Relembrando os passamentos de seus familiares mais chegados – irmã, mãe
e pai, nessa ordem –, Adélia afirma que depois disso jamais se consolou,
apelando para a memória, sua e de conhecidos, sobre os fatos capazes de avivar atributos
de seu genitor, de quem a lembrança do último sono resultou em palavras muito
assemelhadas à aceitação da própria morte.

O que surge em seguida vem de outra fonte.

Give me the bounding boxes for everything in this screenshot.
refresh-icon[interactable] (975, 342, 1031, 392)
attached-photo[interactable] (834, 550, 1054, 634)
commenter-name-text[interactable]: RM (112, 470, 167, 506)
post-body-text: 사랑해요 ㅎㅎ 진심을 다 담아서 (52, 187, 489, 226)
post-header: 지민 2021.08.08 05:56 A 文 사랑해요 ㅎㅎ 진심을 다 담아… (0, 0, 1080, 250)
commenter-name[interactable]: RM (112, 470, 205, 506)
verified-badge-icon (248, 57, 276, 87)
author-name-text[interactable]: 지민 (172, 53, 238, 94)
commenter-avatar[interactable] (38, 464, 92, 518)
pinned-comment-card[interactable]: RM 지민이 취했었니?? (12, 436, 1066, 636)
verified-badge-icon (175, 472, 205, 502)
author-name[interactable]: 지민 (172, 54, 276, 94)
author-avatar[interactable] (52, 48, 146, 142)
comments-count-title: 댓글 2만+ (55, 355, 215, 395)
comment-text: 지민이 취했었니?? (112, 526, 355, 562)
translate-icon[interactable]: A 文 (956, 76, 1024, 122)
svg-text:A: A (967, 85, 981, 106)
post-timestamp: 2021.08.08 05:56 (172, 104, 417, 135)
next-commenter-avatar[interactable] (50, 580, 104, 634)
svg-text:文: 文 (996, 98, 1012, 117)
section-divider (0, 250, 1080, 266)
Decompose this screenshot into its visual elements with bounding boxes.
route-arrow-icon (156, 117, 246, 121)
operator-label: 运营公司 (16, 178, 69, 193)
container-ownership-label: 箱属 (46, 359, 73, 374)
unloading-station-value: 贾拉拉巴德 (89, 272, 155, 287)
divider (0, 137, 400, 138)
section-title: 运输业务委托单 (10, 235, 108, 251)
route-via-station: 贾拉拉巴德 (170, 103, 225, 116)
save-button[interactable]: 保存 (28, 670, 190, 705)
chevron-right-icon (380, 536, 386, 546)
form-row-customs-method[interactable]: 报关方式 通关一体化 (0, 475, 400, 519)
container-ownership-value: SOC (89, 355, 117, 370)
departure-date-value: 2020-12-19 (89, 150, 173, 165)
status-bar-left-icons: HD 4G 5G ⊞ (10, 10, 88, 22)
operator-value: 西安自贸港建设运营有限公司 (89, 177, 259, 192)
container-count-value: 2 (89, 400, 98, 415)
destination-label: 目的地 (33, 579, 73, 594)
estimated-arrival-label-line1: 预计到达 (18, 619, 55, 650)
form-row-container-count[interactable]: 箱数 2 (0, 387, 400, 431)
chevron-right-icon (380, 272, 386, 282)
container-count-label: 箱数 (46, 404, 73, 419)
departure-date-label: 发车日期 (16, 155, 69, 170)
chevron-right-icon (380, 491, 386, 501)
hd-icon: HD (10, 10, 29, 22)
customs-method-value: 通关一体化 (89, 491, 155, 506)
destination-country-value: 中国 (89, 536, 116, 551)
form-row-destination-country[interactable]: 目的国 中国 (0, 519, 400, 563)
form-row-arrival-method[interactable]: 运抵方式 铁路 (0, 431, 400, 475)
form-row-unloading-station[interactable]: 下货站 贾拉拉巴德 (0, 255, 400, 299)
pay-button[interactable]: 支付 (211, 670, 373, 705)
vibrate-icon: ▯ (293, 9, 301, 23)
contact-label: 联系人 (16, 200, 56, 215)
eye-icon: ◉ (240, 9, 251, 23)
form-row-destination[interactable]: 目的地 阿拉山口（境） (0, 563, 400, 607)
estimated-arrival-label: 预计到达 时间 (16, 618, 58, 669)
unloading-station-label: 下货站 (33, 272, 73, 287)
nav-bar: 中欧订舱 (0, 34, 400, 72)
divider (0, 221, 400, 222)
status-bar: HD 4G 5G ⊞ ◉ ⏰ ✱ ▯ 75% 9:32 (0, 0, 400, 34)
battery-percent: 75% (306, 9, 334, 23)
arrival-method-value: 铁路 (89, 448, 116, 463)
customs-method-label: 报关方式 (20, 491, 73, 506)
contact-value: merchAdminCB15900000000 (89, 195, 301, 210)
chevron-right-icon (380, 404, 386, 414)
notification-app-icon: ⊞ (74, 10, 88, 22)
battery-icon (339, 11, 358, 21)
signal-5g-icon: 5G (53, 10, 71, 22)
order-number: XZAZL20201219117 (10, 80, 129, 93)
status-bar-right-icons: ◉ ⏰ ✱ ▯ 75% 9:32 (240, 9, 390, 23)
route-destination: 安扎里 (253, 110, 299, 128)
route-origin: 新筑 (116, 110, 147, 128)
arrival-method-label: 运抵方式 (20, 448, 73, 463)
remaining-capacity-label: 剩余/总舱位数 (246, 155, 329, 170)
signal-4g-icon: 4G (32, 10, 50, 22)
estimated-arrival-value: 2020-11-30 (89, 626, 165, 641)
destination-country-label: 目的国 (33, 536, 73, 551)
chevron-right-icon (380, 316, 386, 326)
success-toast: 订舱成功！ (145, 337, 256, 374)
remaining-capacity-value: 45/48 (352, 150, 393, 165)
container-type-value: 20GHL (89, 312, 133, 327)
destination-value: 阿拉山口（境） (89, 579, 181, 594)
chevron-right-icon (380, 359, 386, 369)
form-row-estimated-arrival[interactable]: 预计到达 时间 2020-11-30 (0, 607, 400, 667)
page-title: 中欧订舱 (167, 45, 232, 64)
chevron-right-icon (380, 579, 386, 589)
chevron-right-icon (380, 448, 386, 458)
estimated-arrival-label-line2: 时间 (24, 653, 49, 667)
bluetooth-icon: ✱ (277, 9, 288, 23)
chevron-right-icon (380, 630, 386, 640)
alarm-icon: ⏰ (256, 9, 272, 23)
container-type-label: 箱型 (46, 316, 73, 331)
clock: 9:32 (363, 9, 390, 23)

Revela-se um estado de adolescência de Adélia, pelo menos até o instante
do falecimento de sua mãe, pois a autora se reporta a seus seios, ainda não
plenamente desenvolvidos, afora o fato de que ao afirmar ter ficado nua naquele
momento, s.m.j., tem menos um suporte denotativo que conotativo, a revelar o
quanto a então adolescente sentiu o solo desaparecer sob os
seus pés.
J.A.R. – H.C.
Adélia Prado
(n. 1934)
Quando minha irmã
morreu eu chorei muito
e me consolei
depressa. Tinha um vestido novo
e moitas no quintal
onde eu ia existir.
Quando minha mãe
morreu, me consolei mais lento.
Tinha uma perturbação
recém-achada:
meus seios
conformavam dois montículos
e eu fiquei muito
nua.
Cruzando os braços
sobre eles é que eu chorava.
Quando meu pai morreu,
nunca mais me consolei.
Busquei retratos
antigos, procurei conhecidos,
parentes, que me
lembrassem sua fala,
seu modo de apertar
os lábios e ter certeza.
Reproduzi o encolhido
do seu corpo
em seu último sono e
repeti as palavras
que ele disse quando
toquei seus pés:
‘Deixa, tá bom assim’.
Quem me consolará
desta lembrança?
Meus seios se
cumpriram
e as moitas onde
existo
são pura sarça
ardente de memória.
Em: “Bagagem” (1976)
A morte de Desdêmona
(Eugène Delacroix:
pintor francês)
Referência:
PRADO, Adélia. As mortes sucessivas. In:
__________. Poesia reunida. 3. ed.
São Paulo, SP: Siciliano, 1991. p. 131.